Purbaya Sebut Banyak Ekonom Berkontribusi pada Pelemahan Rupiah dan IHSG

Ade Rosman
10 Maret 2026, 12:18
Menteri Keuangan Purbaya Yudhi Sadewa (kanan) melihat pakaian yang dijual pedagang saat mengunjungi Pasar Tanah Abang Blok A, Jakarta Pusat, Senin (9/3/2026).

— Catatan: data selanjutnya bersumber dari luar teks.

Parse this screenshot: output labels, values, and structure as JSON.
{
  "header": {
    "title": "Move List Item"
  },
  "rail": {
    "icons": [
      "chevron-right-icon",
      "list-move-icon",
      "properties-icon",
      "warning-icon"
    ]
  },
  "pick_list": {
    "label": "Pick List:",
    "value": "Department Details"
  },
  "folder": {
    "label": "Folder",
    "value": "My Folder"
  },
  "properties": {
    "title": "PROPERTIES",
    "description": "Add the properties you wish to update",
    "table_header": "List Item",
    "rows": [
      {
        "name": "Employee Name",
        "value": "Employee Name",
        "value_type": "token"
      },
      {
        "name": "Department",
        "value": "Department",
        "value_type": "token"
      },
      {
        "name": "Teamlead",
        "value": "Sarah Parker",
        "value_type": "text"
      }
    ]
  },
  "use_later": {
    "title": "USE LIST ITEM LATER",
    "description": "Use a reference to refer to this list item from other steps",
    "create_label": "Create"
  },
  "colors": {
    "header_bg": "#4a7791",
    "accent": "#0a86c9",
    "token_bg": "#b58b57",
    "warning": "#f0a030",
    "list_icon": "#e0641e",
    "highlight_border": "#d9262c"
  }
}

Dalam kunjungan tersebut Purbaya menyatakan bahwa pemerintah terus berupaya memulihkan ekonomi d
Katadata/Fauza Syahputra
Menteri Keuangan Purbaya Yudhi Sadewa (kanan) melihat pakaian yang dijual pedagang saat mengunjungi Pasar Tanah Abang Blok A, Jakarta Pusat, Senin (9/3/2026). Dalam kunjungan tersebut Purbaya menyatakan bahwa pemerintah terus berupaya memulihkan ekonomi dan meminta dukungan para pedagang agar perekonomian dapat terus bergerak maju.
Button AI SummarizeMembuat ringkasan dengan AI

Menteri Keuangan Purbaya Yudhi Sadewa mengatakan pernyataan sejumlah ekonom yang menyebut Indonesia mengalami resesi ikut mempengaruhi pelemahan nilai tukar rupiah dan Indeks Harga Saham Gabungan (IHSG).

“Rupiah 17.000, IHSG anjlok karena sebagian teman-teman ekonom bilang katanya kita sudah resesi menuju 1998 lagi. Gitu lah, (katanya) daya beli sudah hancur,” kata Purbaya di Pasar Tanah Abang, Jakarta Pusat, Senin (9/3).

Padahal, menurutnya kondisi di lapangan berkebalikan dengan anggapan itu. Ia menyebut saat ini ekonomi Indonesia tengah tumbuh secara berkelanjutan. 

“Ekonomi sedang ekspansi, daya beli kita jaga mati-matian,” kata dia. 

Purbaya juga mengatakan, saat ini kondisi ekonomi Indonesia tengah dalam akselerasi, ia menjamin akan menjaganya sampai kedepannya.  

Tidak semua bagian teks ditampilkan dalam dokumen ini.